Tudo isto foi pensado, escripto e publicado bem antes de se começar a falar em Nietzsche no Brasil, onde sua fama é cousa recentíssima de uns dez ou doze annos apenas a esta parte. Nem o nosso zéverissimador da crítica está em condições de dizer cousa que valha acerca do autor de Cousas Humanas60 60 Sílvio (Romero, 1909). p. 96. .

Cousas Humanas é a forma como o autor traduz a obra Humano, demasiado humano, de 1878. No decorrer do capítulo, Romero vai escrever mais sobre Nietzsche e mostrar seu conhecimento: “Nietzsche não se preocupou com o problema universal. Seu interesse foi sempre mais pelo problema humano, pelo destino d’esse parasita da terra, na phrase de d’Assier.61 61 Sílvio (Romero, 1909). p. 96. ”. É notável como o autor é tão seguro de seus estudos, pois ele ainda citará o super-homem e o niilismo e deixará claro que conhecia Assim falava Zaratustra.

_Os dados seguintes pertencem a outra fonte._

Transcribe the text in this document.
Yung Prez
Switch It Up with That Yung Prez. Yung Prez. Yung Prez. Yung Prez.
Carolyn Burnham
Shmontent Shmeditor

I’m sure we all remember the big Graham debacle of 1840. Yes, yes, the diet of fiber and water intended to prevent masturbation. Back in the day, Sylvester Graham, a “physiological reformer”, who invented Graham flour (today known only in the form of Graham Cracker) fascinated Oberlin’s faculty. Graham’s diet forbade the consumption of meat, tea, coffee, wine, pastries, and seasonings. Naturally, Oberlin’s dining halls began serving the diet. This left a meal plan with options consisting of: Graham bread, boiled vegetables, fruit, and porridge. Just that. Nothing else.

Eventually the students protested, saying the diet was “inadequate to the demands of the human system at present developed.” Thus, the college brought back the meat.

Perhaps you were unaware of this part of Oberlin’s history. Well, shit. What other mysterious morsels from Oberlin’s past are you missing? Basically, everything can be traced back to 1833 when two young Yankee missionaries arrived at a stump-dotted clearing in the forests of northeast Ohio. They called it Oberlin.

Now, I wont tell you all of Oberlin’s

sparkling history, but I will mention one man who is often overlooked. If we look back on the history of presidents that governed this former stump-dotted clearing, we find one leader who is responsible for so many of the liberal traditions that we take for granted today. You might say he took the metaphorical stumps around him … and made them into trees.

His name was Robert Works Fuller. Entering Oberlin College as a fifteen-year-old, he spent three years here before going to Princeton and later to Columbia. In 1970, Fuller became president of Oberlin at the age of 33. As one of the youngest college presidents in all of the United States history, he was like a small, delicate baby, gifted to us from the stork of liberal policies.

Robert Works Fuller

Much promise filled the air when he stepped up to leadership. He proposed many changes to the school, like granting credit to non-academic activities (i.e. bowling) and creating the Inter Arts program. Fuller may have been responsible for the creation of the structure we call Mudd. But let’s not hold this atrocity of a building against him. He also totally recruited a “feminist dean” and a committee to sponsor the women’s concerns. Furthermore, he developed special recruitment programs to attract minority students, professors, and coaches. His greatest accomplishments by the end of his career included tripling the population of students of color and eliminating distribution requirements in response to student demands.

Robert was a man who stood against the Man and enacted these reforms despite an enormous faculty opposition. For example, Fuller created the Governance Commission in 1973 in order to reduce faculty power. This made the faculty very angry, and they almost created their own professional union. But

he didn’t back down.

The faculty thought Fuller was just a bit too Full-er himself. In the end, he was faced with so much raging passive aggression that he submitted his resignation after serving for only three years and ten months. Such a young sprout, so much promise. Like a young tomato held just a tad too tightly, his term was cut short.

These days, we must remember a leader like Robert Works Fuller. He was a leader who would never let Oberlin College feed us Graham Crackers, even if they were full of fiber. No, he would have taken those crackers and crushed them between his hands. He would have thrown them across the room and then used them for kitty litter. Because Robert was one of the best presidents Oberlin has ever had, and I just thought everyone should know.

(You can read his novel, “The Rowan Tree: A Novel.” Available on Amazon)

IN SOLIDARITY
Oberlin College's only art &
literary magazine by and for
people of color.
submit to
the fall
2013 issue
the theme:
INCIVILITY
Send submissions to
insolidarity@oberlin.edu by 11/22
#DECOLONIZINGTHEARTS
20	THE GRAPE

Como pudemos observar, Tobias Barreto não pode ser considerado um leitor rasteiro; ele é o gênio do Recife, o professor versado em filosofia que está habituado a interpretar e analisar textos para a edição de suas críticas. Além disso, levando em conta que ele leu o texto original nietzschiano antes de citá-lo em 1876, o fundador da Escola do Recife não esteve em contato com um texto fragmentado escrito através de poemas ou aforismos. As Considerações extemporâneas são textos que procuram elucidar problemas e são diretos no que buscam tratar. Mas, apesar dessas características, Barreto não faz uma leitura propriamente filosófica, entendida como uma interpretação conceitual. Nesse sentido, percebe-se que parece ter sido feita somente a utilização da parte que lhe era conveniente do texto nietzschiano. A ausência de levantamento das questões sobre a crítica da cultura alemã nesse texto ou em qualquer outro pode ter sido feita tendo em vista a defesa da Escola de Recife. O texto de Sílvio Romero mostra com muita ênfase a aflição de não ser reconhecido pela sua tese e a ânsia de salientar que Nietzsche não teve importância naquele momento.

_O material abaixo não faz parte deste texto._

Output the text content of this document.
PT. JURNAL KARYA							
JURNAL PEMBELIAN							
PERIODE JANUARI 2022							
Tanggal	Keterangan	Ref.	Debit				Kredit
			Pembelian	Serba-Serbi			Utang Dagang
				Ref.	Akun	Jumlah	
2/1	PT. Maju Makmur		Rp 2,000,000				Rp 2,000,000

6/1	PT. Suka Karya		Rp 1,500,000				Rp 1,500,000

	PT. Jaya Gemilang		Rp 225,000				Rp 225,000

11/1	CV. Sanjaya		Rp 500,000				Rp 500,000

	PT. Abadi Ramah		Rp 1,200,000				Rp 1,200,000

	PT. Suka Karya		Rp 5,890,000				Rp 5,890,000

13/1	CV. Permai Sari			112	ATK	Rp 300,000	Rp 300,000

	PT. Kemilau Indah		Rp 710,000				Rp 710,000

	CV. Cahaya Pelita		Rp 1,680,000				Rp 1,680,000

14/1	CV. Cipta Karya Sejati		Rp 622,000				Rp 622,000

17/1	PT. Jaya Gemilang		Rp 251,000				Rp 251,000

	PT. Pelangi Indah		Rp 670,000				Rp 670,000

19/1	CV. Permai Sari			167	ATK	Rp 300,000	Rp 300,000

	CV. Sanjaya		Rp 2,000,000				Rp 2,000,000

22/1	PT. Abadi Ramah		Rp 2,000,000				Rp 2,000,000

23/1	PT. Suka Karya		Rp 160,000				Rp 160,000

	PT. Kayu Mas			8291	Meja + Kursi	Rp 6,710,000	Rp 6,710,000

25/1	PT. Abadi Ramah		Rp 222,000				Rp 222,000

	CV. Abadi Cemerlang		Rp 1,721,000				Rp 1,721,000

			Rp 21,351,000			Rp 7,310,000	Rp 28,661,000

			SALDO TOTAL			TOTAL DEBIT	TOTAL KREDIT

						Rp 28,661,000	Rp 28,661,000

Se levarmos em conta o entrecruzamento filosófico e histórico da época, colocando os relatos dos historiadores, membros da Escola de Recife, as divergências encontradas nas datas de publicações, a competição entre as instituições de ensino e a importância dada por Romero ao trabalho de Nietzsche em defesa de sua tese, podemos levantar essa hipótese de que Nietzsche está de alguma forma ligado aos interesses da Escola de Recife, já que a presença de seus escritos e de discussões sobre suas ideias na Faculdade de Direito de Pernambuco é indiscutível. O escrito do filósofo alemão e as menções trazidas por Barreto e Romero foram importantes para a introdução das obras do autor da Primeira consideração extemporânea adentrar a faculdade pernambucana e lá ganhar espaço entre os alunos vindouros que tiveram contato com as obras completas e na língua original. Nota-se que a parte da filosofia nietzschiana desprezada pelo fundador da Escola de Recife pode ter sido tomada em defesa dos interesses da instituição, pois ia contra o projeto tedesco de Tobias Barreto e Sílvio Romero, que colocavam a cultura alemã acima da francesa. Além disso, pode-se perceber que a leitura e as menções a outros autores, como Schopenhauer por exemplo, nas obras do professor sergipano, aparecem somente após o registro que se tem da leitura da Primeira consideração extemporânea, que pode indicar e fortalecer ainda mais o papel que Nietzsche teria nos bastidores da faculdade nordestina.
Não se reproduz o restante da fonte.